Его последние слова прозвучали как приговор — или это мне мерещилось от страха? Я положила трубку и зашла в гостиную.
Здесь на стенах висят разные репродукции. «Мать и дитя» Мэри Кэссетт. «Синее лицо» Марка Шагала. В этот раз взгляд зацепился за картину, на которой Ван Гог изобразил спальню в Арле. Тревога проступает в каждом мазке, и все же художнику удалось найти нечто прекрасное в своей жизни. Если бы мы все это умели, все стены были бы увешаны шедеврами.
Автоотвечик мигал: новое сообщение. Его оставил мой отец, его голос сух и старчески надтреснут.

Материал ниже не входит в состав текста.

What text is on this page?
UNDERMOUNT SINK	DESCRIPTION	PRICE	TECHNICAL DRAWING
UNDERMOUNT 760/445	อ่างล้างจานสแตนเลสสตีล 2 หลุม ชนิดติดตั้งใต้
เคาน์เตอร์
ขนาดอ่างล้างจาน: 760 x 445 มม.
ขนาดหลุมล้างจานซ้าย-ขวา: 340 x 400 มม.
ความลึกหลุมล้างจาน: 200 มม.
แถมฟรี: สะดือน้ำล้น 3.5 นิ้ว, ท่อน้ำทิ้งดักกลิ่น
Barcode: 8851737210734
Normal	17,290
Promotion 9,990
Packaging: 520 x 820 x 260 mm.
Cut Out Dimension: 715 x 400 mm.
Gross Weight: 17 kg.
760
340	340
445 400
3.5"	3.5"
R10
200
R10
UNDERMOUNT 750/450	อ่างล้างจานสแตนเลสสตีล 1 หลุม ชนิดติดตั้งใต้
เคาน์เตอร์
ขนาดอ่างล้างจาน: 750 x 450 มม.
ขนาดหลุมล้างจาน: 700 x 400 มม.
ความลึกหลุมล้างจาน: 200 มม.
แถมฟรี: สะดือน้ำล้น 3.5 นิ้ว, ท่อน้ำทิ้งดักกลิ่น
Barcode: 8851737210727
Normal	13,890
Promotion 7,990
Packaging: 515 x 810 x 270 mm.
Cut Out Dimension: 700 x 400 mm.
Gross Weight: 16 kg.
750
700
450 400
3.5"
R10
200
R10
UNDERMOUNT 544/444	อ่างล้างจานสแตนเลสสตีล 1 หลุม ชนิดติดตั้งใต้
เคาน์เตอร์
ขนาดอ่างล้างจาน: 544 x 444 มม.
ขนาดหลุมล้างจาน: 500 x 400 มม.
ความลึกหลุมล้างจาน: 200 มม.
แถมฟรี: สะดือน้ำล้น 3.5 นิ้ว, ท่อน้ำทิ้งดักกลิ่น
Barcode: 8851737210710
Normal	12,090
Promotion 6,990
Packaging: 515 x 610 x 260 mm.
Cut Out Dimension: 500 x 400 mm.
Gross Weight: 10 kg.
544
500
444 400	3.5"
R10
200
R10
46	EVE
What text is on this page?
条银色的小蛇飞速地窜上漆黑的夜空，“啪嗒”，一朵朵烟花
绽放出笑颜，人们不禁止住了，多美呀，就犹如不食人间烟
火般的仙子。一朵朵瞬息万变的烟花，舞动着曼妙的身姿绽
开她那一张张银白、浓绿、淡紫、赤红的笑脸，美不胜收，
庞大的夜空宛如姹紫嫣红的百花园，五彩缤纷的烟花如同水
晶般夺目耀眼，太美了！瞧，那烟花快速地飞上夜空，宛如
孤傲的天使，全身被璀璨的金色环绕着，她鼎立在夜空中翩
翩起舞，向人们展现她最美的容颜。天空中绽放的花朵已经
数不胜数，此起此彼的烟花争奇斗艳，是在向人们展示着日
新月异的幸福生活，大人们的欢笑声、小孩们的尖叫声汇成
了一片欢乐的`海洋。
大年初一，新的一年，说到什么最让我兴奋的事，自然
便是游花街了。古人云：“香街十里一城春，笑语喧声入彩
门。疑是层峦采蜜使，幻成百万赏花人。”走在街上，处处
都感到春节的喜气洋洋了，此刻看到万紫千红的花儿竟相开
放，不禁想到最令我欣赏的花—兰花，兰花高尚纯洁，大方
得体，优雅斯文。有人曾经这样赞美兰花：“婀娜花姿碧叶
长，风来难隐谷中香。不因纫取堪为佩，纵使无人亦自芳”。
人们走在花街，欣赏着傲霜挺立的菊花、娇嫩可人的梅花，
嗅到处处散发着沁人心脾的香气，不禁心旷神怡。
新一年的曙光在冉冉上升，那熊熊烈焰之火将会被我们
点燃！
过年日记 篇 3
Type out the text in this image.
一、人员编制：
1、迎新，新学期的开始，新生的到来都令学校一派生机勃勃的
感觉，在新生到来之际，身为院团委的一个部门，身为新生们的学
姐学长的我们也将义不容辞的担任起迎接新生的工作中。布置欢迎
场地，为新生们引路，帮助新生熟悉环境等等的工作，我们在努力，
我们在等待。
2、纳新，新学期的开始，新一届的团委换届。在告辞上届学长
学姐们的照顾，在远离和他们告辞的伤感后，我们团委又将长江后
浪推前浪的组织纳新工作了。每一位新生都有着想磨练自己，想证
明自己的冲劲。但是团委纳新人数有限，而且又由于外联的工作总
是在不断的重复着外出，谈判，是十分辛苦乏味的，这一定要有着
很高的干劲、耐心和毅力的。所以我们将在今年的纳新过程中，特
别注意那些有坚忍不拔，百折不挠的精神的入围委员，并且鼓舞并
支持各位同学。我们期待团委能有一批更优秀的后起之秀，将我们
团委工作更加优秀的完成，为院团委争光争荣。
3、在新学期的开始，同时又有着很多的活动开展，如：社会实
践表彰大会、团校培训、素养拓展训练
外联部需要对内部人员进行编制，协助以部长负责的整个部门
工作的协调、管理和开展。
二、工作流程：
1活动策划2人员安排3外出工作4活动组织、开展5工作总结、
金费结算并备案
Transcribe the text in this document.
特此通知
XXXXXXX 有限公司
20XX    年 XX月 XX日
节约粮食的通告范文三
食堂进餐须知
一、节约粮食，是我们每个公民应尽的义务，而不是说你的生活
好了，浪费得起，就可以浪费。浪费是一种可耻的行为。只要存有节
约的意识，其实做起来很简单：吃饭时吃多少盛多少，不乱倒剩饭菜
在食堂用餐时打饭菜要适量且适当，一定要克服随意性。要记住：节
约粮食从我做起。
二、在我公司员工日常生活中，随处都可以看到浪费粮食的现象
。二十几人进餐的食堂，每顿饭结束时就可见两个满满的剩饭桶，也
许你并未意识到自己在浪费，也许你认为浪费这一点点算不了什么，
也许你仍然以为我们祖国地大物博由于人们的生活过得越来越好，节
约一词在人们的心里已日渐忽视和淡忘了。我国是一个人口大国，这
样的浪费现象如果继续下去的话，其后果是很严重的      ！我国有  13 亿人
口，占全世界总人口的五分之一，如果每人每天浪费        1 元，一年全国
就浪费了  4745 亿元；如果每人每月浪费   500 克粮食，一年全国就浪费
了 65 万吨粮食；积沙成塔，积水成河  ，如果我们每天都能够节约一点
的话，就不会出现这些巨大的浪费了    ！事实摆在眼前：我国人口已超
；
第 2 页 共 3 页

— Привет, Клэр. Прихватишь с собой завтра пончики?
Завтра.
Вторник.
Мой еженедельный реверанс в сторону наших родственных связей.
Я удалила сообщение и вернулась в спальню.
На тумбочке я храню две фотографии Мелоди. На первой ей пять лет — она счастливо улыбается, сидя на руках у заботливого отца.
На второй фотографии Мелоди четырнадцать. Ее лицо отчетливо дает понять — случилась беда. Она кажется странно отрешенной и болезненной, словно ее гложет страх, которым она не в силах поделиться.
Эти две фотографии стоят бок о бок.
Разделяют мою жизнь на два периода.
До и после Саймона.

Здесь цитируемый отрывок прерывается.